Infinite Memory

OKBrain Harness has a continuous fact extraction system that learns from your conversations and other interactions. Everything stays on your machine, and you can see exactly what it knows about you.

It uses a tiered architecture:

Continuous Fact Extraction

Every 30 minutes, it goes through your conversations and extracts facts. You can use a local model like Qwen 3.5 4B for this. If you cannot run that model, it falls back to Gemini 3 Flash.

Each extracted fact is categorized into one of the following groups:

Core
Technical
Project
Transient

All extracted facts are linked to their source conversations and stored in your local SQLite database.

If you enable vector embedding support, it will also generate embeddings for these facts. These are optionally used for RAG-based retrieval.

Fact Sheet Injection

We cannot send every fact to the AI model when you ask a question.

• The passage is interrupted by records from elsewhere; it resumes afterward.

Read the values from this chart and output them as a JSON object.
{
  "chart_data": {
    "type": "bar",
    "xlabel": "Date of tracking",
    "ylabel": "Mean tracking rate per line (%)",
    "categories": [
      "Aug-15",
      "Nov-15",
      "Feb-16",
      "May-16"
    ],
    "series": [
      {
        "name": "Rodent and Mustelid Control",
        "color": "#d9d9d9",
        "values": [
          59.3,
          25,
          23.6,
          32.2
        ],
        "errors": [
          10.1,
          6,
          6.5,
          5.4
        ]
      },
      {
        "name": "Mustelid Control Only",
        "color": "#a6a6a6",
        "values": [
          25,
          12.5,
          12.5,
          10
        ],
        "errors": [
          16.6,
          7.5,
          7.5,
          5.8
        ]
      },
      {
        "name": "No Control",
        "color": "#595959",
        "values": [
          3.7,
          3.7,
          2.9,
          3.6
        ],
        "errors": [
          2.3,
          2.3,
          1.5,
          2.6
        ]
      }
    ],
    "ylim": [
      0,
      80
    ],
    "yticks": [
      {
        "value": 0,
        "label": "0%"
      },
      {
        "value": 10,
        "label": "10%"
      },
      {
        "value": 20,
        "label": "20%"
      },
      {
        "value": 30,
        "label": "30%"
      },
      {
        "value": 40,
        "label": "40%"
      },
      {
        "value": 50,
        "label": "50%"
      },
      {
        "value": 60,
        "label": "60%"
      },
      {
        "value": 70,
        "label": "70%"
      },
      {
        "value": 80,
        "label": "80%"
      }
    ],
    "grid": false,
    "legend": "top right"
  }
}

Instead, we generate a fact sheet containing about 100–130 facts from all the categories above.

The fact sheet is generated right after fact extraction, using the same LLM. Here is how it works:

We send the previous fact sheet (if it exists)
We send the newly extracted facts grouped by category
We also send all facts extracted in the last few hours
We ask the AI model to generate a new fact sheet based on those inputs
We set some limits, such as a maximum word length per fact, guidelines for selection, and min/max counts per category

The generated fact sheet is injected into the AI model's context when you ask a question, so it can use that information to give you a better answer.

OKBrain fact sheets showing organized personal information

RAG-Based Facts

This only works if you enable vector embedding support. We use an embedding model to convert facts into a vector space where similar facts stay close together. When you ask a question, we find the most relevant facts using semantic similarity.

These facts supplement the fact sheet to provide richer context when answering your questions.

Explicit Fact & Conversation Search

We have given the AI model tools to search facts and conversations on demand. If it needs more information about you, it can search the knowledge base and retrieve relevant results.

Recent Conversation Injections

Since facts are extracted every 30 minutes, there is a window where the AI model does not know about your recent interactions. To bridge this gap, we feed all questions (including follow-up questions) from that blind window into the AI model's context.

This way, the AI model is always aware of your recent conversations.

This is how we achieve infinite memory. It is straightforward to implement, requires no special libraries, and while it is not perfect, it gets the job done.

You can visit the /me page to view your facts and fact sheets, and edit them as you wish.

OKBrain using memory in a conversation

This is how OKBrain uses your memory to provide context-aware responses.